As long as we’re giving our technology only a portion of our attention, the bad guys will always have an advantage that IT and security pros can never compete with.

Hackers and other bad guys are counting on the fact that if they create an email that mimics the look and feel of your credit card company’s website, you’ll click on it and enter your password without thinking. And after you do so, they’ve recorded your password—the same one you probably use on 40 different websites.

They are counting on the fact that you receive daily shipments from FedEx and wouldn’t think twice about clicking on an attachment that purports to give you tracking information on that package you ordered.

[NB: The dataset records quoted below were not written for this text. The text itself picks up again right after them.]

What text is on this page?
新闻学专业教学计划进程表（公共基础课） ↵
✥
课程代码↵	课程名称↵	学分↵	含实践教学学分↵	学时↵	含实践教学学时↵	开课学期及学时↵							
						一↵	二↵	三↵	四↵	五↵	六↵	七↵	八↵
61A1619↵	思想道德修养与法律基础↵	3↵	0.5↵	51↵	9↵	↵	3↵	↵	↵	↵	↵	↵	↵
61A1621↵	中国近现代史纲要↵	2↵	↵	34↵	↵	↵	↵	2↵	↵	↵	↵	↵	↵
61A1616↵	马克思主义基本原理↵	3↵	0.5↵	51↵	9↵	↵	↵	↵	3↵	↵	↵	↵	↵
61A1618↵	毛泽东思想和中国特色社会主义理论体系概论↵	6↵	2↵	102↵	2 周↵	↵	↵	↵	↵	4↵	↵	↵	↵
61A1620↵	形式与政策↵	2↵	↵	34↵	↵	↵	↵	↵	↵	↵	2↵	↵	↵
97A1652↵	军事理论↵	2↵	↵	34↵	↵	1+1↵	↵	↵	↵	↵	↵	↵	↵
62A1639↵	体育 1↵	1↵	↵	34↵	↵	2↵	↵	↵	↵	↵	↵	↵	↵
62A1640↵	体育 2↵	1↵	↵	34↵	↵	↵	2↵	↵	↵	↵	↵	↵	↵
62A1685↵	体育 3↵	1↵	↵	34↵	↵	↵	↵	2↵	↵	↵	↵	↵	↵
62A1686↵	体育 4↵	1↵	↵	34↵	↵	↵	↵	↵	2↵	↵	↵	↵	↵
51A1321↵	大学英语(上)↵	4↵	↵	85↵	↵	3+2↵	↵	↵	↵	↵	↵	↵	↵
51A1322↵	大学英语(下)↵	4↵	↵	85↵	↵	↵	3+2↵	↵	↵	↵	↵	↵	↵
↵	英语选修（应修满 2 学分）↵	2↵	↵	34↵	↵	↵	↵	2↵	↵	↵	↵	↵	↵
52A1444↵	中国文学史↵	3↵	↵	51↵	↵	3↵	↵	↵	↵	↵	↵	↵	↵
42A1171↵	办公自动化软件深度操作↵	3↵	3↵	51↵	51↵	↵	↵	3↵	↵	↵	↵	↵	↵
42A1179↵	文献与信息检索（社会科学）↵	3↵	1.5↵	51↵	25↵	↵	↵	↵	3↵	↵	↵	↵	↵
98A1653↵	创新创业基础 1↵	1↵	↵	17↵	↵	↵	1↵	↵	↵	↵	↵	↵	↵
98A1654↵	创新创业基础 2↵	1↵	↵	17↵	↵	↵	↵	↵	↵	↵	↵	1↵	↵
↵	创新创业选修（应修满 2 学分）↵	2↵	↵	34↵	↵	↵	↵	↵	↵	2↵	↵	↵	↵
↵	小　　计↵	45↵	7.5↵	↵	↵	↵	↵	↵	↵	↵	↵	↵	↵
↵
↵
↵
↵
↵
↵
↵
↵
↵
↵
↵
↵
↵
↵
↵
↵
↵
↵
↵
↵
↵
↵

Of course, the attachment instead infects your server with ransomware.

Stopping the Bad Guys
To protect our networks from these attacks, we brag about firewalls, patches, anti-virus, anti-malware, monitoring, content filtering, group policy and a host of other security measures. All are necessary and serve a purpose, yet the problem remains that we’re still being hacked and stolen from regularly.

It’s time that we stop making it easy for the bad guys. Do not welcome hackers into your corporate and personal life. Take some responsibility for training to understand the technology that we take for granted. If business people were better about assuming all attachments, links, emails and software were malicious until proven otherwise, we’d be a lot more secure.

No one would wire money to a fraudulent bank account if they visited or called the intended recipient to confirm that the request was not fraudulent.

End-user training is essential. IT professionals have tools and strategies to help us better document and understand what types of fraudulent emails are deceiving your employees and who those
employees are.

For starters, identify and correct the “urge to click.” This involves using a product from KnowBe4 (there are others, as well) that tests and trains workers on phishing and ransomware tactics without the malicious outcomes.  

The security awareness programs are used to attempt to deceive the end user and then notify them that the link that looked like a Facebook login was actually a rogue link that could have been be used to install ransomware. The goal is to identify and train the most susceptible end-users to look at emails a little more cautiously and recognize what a threat might look like.

Let’s be clear, you can’t eradicate malware by reading email more thoroughly. And not everyone is expected to be a security expert.

However, by changing the way we react to and deal with email (and other technologies), we can turn the tables on the bad guys and take the advantage away from them.